O professor Carlos Cordovano parece ter razão ao afirmar que América Latina está sempre na vanguarda da exploração e da barbárie, mas está sempre atrasado na consolidação do nível civilizatório contemporâneo. As reformas previdenciária e trabalhista no Brasil são evidências de tal fenômeno; em um momento de crise capitalista, em que o grande capital avança suas margens de lucros sobre os rendimentos do salário e os parcos direitos trabalhistas, as elites da América Latina protagonizam a construção do “moderno”. O “moderno” dos períodos de crise é não ter legislação alguma que garanta direitos sociais, é permitir que os capitalistas negociem com os operários individualmente em condições de “igualdade” (em um quadro de elevado desemprego e insegurança social), é eliminar qualquer tipo de previdência pública, permitindo que prevaleçam os fundos de previdência privada, geridos pelo “confiável” mercado financeiro.
A derrota da esquerda na Argentina e o golpe no Brasil são apenas sintomas dos novos ares. Os governos populares da Venezuela e da Bolívia, que tomaram medidas mais profundas de transformação em suas estruturas sociais, também sofrem violentos ataques internos e externos.

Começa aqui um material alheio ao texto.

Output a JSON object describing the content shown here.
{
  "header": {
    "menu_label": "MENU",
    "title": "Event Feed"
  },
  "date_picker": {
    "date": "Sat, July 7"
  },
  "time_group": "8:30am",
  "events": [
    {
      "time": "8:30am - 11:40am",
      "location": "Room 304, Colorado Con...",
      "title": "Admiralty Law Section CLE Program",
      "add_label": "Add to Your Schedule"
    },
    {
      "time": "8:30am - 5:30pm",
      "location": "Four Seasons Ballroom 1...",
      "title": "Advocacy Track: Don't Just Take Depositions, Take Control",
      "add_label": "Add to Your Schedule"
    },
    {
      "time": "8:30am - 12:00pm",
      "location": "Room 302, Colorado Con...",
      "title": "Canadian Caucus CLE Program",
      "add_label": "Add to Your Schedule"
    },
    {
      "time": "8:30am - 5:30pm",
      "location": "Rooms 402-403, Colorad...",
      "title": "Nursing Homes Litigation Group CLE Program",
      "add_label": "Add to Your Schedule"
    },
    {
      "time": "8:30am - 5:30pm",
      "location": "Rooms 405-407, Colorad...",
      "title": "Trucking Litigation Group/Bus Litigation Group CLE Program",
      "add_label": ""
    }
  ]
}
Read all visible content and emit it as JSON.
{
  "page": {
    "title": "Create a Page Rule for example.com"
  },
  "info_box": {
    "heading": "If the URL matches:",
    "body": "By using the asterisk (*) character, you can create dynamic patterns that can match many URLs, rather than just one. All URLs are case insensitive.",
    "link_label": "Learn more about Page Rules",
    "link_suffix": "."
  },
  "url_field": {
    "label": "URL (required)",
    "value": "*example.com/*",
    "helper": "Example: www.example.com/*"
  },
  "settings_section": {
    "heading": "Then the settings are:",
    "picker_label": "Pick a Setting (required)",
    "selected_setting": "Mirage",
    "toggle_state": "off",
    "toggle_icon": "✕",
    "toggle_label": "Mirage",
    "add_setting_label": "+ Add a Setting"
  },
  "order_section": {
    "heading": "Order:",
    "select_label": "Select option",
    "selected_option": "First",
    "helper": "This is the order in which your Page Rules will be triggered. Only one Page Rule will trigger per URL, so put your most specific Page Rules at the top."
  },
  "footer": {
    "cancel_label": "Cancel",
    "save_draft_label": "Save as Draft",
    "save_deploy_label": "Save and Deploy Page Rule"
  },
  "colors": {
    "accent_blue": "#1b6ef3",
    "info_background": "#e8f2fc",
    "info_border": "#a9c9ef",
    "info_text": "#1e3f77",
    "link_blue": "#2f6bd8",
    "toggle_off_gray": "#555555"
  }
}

As insuficientes conquistas sociais dos anos 2000 não só foram incapazes de contribuir substancialmente para a superação do subdesenvolvimento, como também foram rapidamente revertidas, abrindo caminho para um novo ciclo conservador na região. A crise econômica mundial impacta a América Latina política e socialmente, trazendo à tona históricos problemas estruturais de elevado desemprego, baixos salários e elevada rotatividade. Tais características presentes em toda a região reforçam a também histórica desigualdade social e a superexploração do trabalho. A residual redução das desigualdades dos anos 2000 tendem a ser revertidas, o que significa ainda piores condições de vida e de trabalho as mulheres, negrxs e LGBT’s.

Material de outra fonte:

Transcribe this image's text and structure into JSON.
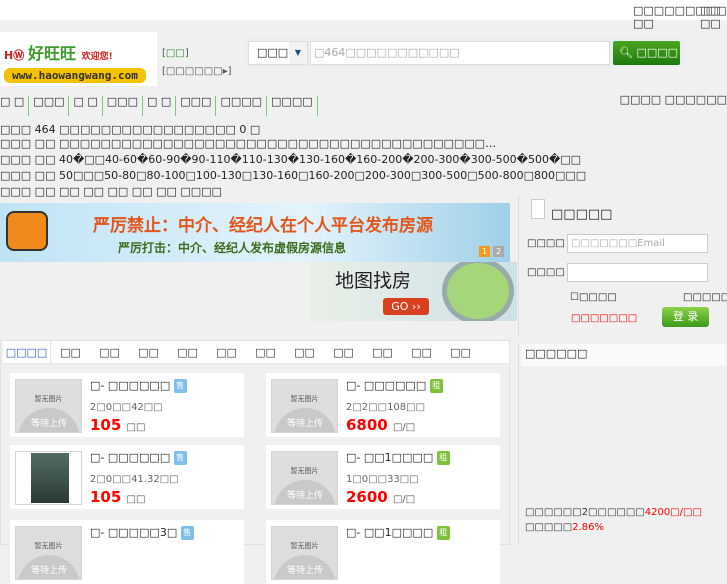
{
  "topbar": {
    "welcome": "□□□□□□□□□ □□",
    "links": "□□ □□"
  },
  "logo": {
    "cn": "好旺旺",
    "slogan": "欢迎您!",
    "url": "www.haowangwang.com"
  },
  "header_links": {
    "city": "□□",
    "switch": "□□□□□□▸"
  },
  "search": {
    "type": "□□□",
    "type_arrow": "▼",
    "placeholder": "□464□□□□□□□□□□□",
    "button": "□□□□"
  },
  "nav": {
    "items": [
      "□ □",
      "□□□",
      "□ □",
      "□□□",
      "□ □",
      "□□□",
      "□□□□",
      "□□□□"
    ],
    "right": "□□□□ □□□□□□"
  },
  "filters": [
    "□□□ 464 □□□□□□□□□□□□□□□□□ 0 □",
    "□□□ □□ □□□□□□□□□□□□□□□□□□□□□□□□□□□□□□□□□□□□□□□□□…",
    "□□□ □□ 40�□□40-60�60-90�90-110�110-130�130-160�160-200�200-300�300-500�500�□□",
    "□□□ □□ 50□□□50-80□80-100□100-130□130-160□160-200□200-300□300-500□500-800□800□□□",
    "□□□ □□ □□ □□ □□ □□ □□ □□□□",
    "□□□□□□>>"
  ],
  "banner": {
    "line1": "严厉禁止：中介、经纪人在个人平台发布房源",
    "line2": "严厉打击：中介、经纪人发布虚假房源信息",
    "pages": [
      "1",
      "2"
    ]
  },
  "map_banner": {
    "title": "地图找房",
    "go": "GO ››"
  },
  "login": {
    "title": "□□□□□",
    "user_label": "□□□□",
    "user_placeholder": "□□□□□□□Email",
    "pass_label": "□□□□",
    "remember": "□□□□",
    "forgot": "□□□□□",
    "register": "□□□□□□□",
    "submit": "登 录"
  },
  "tabs": [
    "□□□□",
    "□□",
    "□□",
    "□□",
    "□□",
    "□□",
    "□□",
    "□□",
    "□□",
    "□□",
    "□□",
    "□□"
  ],
  "placeholder_image": {
    "top": "暂无图片",
    "bottom": "等待上传"
  },
  "listings": [
    {
      "title": "□- □□□□□□",
      "tag": "售",
      "meta": "2□0□□42□□",
      "price": "105",
      "unit": "□□",
      "photo": false
    },
    {
      "title": "□- □□□□□□",
      "tag": "租",
      "meta": "2□2□□108□□",
      "price": "6800",
      "unit": "□/□",
      "photo": false
    },
    {
      "title": "□- □□□□□□",
      "tag": "售",
      "meta": "2□0□□41.32□□",
      "price": "105",
      "unit": "□□",
      "photo": true
    },
    {
      "title": "□- □□1□□□□",
      "tag": "租",
      "meta": "1□0□□33□□",
      "price": "2600",
      "unit": "□/□",
      "photo": false
    },
    {
      "title": "□- □□□□□3□",
      "tag": "售",
      "meta": "",
      "price": "",
      "unit": "",
      "photo": false
    },
    {
      "title": "□- □□1□□□□",
      "tag": "租",
      "meta": "",
      "price": "",
      "unit": "",
      "photo": false
    }
  ],
  "side": {
    "title": "□□□□□□",
    "avg_label": "□□□□□□2□□□□□□",
    "avg_value": "4200□/□□",
    "rate_label": "□□□□□",
    "rate_value": "2.86%"
  }
}
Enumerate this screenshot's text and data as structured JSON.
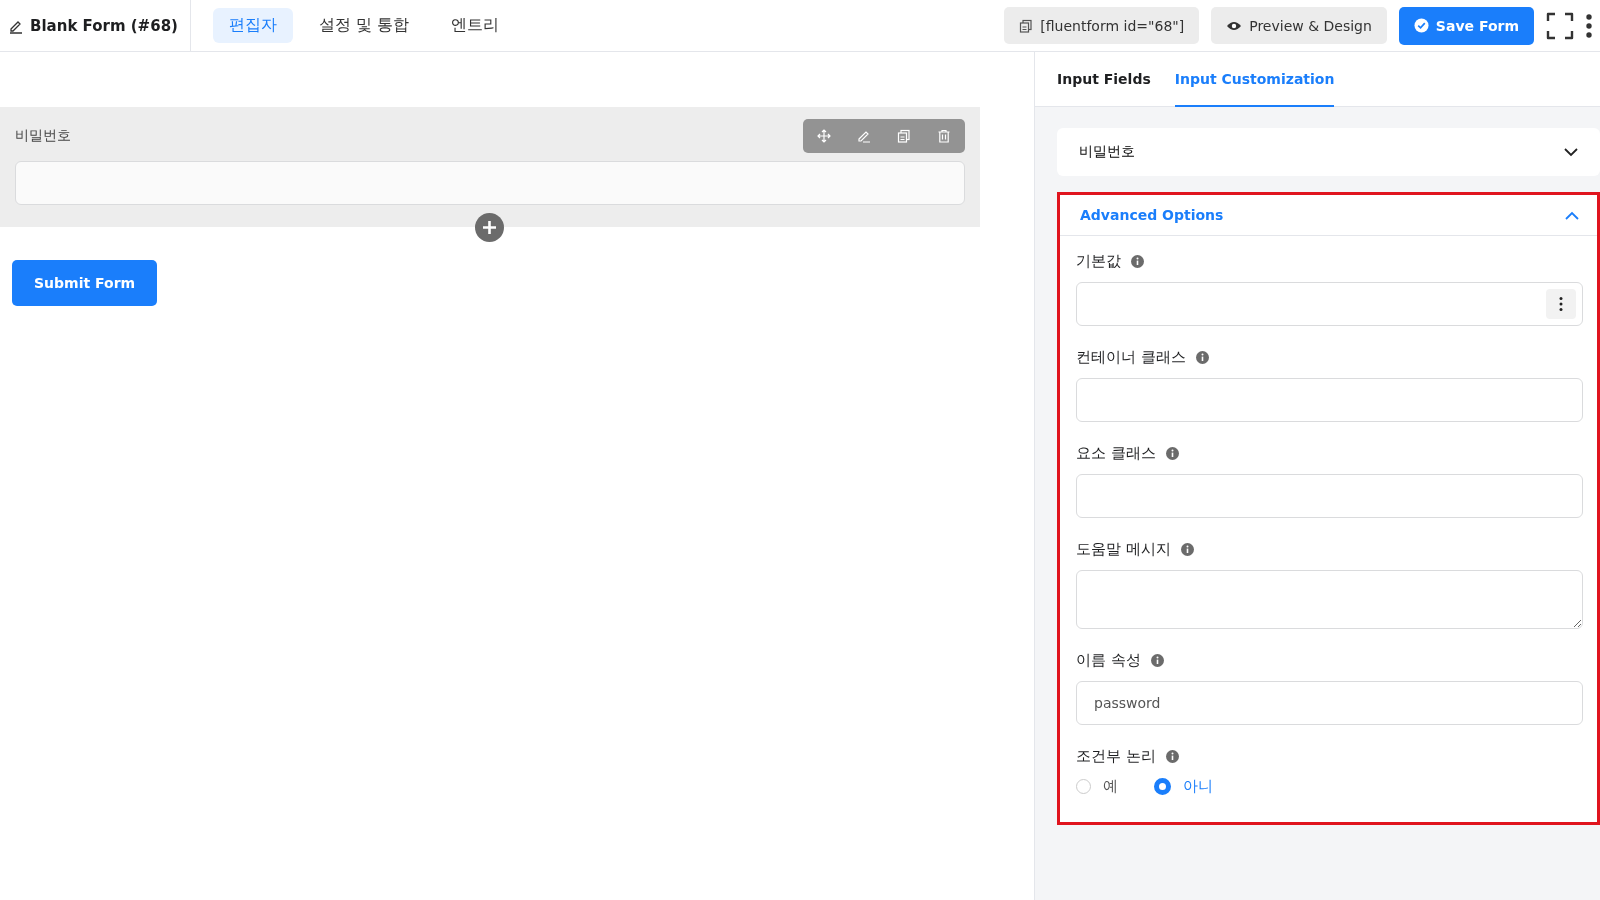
{
  "header": {
    "title": "Blank Form (#68)",
    "tabs": [
      {
        "label": "편집자",
        "selected": true
      },
      {
        "label": "설정 및 통합",
        "selected": false
      },
      {
        "label": "엔트리",
        "selected": false
      }
    ],
    "shortcode": "[fluentform id=\"68\"]",
    "preview_button": "Preview & Design",
    "save_button": "Save Form"
  },
  "canvas": {
    "field": {
      "label": "비밀번호"
    },
    "submit_button": "Submit Form"
  },
  "panel": {
    "tabs": [
      {
        "label": "Input Fields",
        "selected": false
      },
      {
        "label": "Input Customization",
        "selected": true
      }
    ],
    "field_select": "비밀번호",
    "advanced": {
      "title": "Advanced Options",
      "expanded": true,
      "fields": [
        {
          "kind": "text",
          "label": "기본값",
          "menu": true
        },
        {
          "kind": "text",
          "label": "컨테이너 클래스"
        },
        {
          "kind": "text",
          "label": "요소 클래스"
        },
        {
          "kind": "textarea",
          "label": "도움말 메시지"
        },
        {
          "kind": "text",
          "label": "이름 속성",
          "value": "password"
        },
        {
          "kind": "radio",
          "label": "조건부 논리",
          "options": [
            {
              "label": "예",
              "selected": false
            },
            {
              "label": "아니",
              "selected": true
            }
          ]
        }
      ]
    }
  }
}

Mesmo com o Brasil praticando políticas de proteção do emprego e da renda muito mais efetivas que o México, os dois países terminam a atual década com indicadores de emprego semelhantes, o que sugere que por vezes as conexões entre os países transcendem as políticas nacionais. Mesmo com toda a diversidade de estratégias e políticas implementadas nos anos 2000, a região parece estar aprisionada por estruturas econômicas e institucionais que reproduzem a inserção subalterna no mercado internacional, o que apenas evidencia a superexploração. As políticas macroeconômicas contracionistas, guiada pelas elevadas taxas de juros e pelo combate à inflação, não passam de indícios de que nos dias de hoje não ditamos nossos rumos.

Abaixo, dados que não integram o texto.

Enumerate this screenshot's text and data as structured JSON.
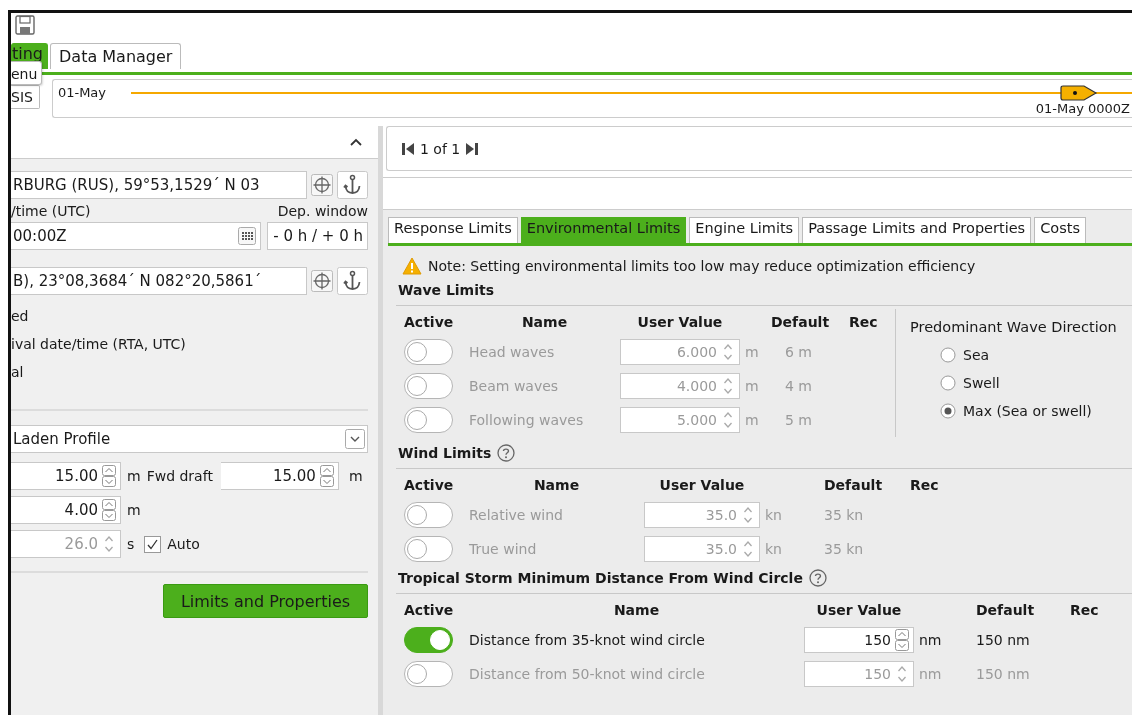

Vale refletirmos se é possível um país latino-americano individualmente superar este ciclo de reprodução do subdesenvolvimento. Não tentei responder esta questão neste texto, busquei apenas demonstrar quão profundos são os laços que integram os países e os povos da América Latina, seja pela capacidade de resistirmos aos mais violentos ataques, seja pelo desejo de países imperialistas nos ver uniformemente de joelhos.